Le concept d’ islamophobie procède par amalgame. Toute critique de l’islam radical est une critique de l’islam; toute critique de l’islam (de la religion) est une insulte envers ses croyants (des personnes); toute critique de l’islam est illégitime car elle s’attaque à la foi de milliers de personnes. Mais c’est bien le propre d’un régime libéral que d’accepter que toute idée, toute philosophie, toute croyance religieuse ou non religieuse puissent être disputées. On ne voit pas bien pourquoi la foi coranique échapperait à l’exercice de la critique et bénéficierait d’un statut d’immunité. C’est pourquoi, au nom de la qualité du débat public aujourd’hui et pour le salut de la vie intellectuelle, il convient de réhabiliter la liberté d’expression à l’endroit de l’islam.

Tel est précisément l’objet du dernier essai de Pascal Bruckner (Un racisme imaginaire-Islamophobie et culpabilité) qui cherche à délégitimer le concept d’islamophobie.

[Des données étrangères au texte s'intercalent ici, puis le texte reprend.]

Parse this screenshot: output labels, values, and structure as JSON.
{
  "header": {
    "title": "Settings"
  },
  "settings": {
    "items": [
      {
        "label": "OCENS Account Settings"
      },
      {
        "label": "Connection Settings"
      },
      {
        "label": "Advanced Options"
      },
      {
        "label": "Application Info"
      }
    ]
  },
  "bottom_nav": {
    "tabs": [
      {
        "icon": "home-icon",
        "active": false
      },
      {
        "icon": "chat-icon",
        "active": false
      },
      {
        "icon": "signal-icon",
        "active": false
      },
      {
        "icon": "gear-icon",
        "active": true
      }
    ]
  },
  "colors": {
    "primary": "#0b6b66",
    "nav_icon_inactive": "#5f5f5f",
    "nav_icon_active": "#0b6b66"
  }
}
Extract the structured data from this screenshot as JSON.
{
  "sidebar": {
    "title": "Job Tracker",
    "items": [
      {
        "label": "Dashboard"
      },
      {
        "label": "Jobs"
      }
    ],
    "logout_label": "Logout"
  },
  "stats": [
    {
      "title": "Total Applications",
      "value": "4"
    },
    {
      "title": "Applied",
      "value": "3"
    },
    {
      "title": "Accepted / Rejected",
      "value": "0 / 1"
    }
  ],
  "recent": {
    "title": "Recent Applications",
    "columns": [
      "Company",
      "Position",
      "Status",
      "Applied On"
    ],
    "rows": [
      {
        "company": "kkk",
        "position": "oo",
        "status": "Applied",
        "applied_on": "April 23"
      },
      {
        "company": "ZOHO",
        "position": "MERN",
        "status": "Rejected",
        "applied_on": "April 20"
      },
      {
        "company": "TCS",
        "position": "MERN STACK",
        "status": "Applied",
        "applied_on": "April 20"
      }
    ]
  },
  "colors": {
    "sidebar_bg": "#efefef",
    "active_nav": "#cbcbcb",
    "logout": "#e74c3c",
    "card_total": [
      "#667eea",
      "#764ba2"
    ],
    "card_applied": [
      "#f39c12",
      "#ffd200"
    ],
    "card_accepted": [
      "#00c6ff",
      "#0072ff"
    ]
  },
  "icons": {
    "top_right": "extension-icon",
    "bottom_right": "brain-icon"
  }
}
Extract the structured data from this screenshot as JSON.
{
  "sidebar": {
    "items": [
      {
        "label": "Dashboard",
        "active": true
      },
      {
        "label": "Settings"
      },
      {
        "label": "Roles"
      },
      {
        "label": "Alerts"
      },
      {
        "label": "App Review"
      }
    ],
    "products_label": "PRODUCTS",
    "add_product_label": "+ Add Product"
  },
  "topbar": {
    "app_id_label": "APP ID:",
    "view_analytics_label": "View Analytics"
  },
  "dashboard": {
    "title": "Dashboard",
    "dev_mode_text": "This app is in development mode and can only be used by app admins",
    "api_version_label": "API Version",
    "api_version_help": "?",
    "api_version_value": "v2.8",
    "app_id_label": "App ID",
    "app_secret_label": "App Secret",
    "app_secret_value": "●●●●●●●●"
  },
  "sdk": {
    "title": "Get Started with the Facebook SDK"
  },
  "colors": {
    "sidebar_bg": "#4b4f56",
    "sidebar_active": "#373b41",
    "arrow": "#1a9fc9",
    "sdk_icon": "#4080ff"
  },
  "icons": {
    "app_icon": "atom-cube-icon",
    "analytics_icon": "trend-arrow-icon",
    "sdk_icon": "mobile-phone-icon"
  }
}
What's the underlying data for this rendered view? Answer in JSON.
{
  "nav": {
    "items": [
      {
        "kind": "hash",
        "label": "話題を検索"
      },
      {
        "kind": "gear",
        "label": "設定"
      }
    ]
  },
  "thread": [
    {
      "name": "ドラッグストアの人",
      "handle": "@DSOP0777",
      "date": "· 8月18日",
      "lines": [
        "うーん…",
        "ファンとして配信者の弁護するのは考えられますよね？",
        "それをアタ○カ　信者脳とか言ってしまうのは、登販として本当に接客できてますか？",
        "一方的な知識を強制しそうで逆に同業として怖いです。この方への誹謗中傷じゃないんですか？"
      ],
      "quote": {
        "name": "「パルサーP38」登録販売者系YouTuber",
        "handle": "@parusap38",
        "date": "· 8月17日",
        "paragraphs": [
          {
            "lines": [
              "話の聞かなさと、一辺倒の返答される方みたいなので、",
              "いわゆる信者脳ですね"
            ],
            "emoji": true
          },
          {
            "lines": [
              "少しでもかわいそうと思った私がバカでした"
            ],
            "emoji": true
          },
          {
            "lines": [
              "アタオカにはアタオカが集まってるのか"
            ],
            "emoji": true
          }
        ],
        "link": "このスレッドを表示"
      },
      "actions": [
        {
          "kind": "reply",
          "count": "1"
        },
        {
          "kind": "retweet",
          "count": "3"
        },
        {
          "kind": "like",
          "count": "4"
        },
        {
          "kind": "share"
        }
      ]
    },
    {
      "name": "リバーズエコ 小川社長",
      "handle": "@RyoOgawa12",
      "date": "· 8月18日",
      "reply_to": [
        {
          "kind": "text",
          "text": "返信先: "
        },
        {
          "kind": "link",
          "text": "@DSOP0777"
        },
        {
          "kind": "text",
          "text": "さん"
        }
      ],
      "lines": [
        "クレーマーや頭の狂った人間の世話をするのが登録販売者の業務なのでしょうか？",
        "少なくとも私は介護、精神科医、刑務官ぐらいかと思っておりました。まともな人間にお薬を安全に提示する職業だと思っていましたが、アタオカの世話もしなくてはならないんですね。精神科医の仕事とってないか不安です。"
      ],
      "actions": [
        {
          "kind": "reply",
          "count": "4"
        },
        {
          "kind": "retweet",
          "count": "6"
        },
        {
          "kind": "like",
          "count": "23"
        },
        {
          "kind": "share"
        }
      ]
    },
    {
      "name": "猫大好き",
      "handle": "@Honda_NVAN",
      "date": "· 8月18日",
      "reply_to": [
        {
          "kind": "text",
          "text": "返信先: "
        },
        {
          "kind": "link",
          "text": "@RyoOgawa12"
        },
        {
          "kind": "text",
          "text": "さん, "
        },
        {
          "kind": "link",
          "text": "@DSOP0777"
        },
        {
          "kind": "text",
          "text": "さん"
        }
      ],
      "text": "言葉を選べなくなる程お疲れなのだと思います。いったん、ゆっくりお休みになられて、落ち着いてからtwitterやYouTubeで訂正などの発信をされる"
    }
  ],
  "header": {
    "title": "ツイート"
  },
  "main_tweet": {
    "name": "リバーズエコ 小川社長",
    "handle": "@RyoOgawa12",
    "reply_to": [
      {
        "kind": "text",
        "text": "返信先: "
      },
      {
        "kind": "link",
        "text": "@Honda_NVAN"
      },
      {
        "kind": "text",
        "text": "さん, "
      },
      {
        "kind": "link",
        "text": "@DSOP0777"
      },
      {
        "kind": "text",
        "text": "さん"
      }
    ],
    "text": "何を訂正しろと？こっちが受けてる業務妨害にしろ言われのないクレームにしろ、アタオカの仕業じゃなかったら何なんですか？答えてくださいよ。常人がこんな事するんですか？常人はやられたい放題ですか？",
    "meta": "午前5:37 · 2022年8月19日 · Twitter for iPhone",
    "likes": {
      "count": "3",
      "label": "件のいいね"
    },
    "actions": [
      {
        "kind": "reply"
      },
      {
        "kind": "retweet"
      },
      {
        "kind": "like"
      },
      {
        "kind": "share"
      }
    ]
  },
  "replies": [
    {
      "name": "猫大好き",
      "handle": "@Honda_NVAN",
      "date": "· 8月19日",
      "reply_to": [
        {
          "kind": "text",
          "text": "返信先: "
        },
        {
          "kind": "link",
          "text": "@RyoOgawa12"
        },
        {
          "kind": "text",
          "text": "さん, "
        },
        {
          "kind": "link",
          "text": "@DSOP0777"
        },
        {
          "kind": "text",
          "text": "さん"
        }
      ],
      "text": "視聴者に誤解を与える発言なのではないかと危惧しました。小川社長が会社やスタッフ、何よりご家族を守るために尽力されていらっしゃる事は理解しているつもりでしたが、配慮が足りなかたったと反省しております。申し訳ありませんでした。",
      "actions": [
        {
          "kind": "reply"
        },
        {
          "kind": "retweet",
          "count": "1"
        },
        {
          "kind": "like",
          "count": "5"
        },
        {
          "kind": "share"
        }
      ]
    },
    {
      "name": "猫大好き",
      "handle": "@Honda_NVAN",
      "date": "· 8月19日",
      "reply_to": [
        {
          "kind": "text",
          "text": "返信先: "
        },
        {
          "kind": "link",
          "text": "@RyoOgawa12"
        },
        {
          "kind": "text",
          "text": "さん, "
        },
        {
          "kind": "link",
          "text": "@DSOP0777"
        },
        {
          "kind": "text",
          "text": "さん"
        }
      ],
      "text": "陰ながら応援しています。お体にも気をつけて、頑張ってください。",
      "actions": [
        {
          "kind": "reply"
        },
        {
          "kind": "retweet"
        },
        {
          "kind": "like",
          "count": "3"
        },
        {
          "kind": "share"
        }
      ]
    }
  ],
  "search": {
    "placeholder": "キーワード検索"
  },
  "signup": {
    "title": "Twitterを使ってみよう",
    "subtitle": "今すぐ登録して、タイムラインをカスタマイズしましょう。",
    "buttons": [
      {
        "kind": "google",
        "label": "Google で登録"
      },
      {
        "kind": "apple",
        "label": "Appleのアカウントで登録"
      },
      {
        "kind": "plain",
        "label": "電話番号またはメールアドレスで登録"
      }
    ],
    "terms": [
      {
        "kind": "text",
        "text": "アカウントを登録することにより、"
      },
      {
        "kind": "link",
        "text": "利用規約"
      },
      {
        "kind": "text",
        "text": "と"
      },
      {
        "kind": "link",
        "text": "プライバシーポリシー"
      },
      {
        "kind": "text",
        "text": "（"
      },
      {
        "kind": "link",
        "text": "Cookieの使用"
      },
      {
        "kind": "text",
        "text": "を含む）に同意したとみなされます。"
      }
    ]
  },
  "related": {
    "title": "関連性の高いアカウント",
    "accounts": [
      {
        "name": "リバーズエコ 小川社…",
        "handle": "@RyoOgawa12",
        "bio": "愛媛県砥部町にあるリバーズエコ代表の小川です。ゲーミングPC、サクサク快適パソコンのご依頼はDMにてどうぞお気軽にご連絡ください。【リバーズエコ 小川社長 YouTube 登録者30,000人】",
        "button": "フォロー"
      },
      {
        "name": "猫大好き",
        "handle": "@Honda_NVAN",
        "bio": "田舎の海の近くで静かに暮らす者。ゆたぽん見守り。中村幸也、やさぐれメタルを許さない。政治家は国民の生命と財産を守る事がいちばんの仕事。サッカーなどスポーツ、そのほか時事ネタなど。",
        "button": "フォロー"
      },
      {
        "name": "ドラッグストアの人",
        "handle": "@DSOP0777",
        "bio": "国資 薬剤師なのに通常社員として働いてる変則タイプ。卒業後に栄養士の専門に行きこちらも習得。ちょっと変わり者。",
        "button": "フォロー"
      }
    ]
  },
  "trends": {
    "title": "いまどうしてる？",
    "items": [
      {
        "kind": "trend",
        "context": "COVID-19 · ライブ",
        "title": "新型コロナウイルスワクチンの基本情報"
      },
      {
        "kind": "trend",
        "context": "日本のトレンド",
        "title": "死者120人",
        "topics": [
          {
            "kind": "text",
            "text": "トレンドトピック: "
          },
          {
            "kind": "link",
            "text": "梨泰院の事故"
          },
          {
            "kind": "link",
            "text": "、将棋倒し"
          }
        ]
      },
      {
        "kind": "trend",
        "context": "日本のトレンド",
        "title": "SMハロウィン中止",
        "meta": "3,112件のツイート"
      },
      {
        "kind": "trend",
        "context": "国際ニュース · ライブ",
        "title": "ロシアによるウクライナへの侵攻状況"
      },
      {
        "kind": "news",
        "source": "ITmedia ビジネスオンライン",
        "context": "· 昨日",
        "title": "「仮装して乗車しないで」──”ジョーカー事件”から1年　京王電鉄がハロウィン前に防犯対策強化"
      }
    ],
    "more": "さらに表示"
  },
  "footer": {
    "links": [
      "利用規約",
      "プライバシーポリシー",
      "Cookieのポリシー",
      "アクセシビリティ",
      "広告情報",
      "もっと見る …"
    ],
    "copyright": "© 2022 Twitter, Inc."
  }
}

        1) Signification et ambition du concept

On le sait, la mode est aux « phobes ». Signe des temps et des tentations, le qualificatif allait désormais s’appliquer à l’islam. L’art de psychiatriser son adversaire en lui reprochant une maladie mentale pour le disqualifier d’emblée, voila l’ambition de ce terme.Car le phobe appartient au vocabulaire médical et s’entend d’une peur irrationnelle. Mais davantage: la lettre du terme est dépassée par son esprit qui rime avec détestation. La peur ou la crainte est maintenant assimilée à de la haine. Redouter un groupe, une croyance, une orientation, c’est déjà afficher une détestation. Ainsi que l’écrit Pascal Bruckner, « le phobique est coupable deux fois, sur le plan psychique et sur le plan social ».

La signification du concept est donc claire: la critique de l’islam témoigne au mieux d’une peur irrationnelle, au pire d’une haine vigoureuse.

Pour Pascal Bruckner, l’enjeu de ce terme est double. Faire taire les Occidentaux, coupables de trois péchés capitaux, la liberté religieuse, la liberté de penser, l’égalité entre les hommes et les femmes, mais surtout forger un outil de police interne à l’égard des musulmans réformateurs ou libéraux osant la critique.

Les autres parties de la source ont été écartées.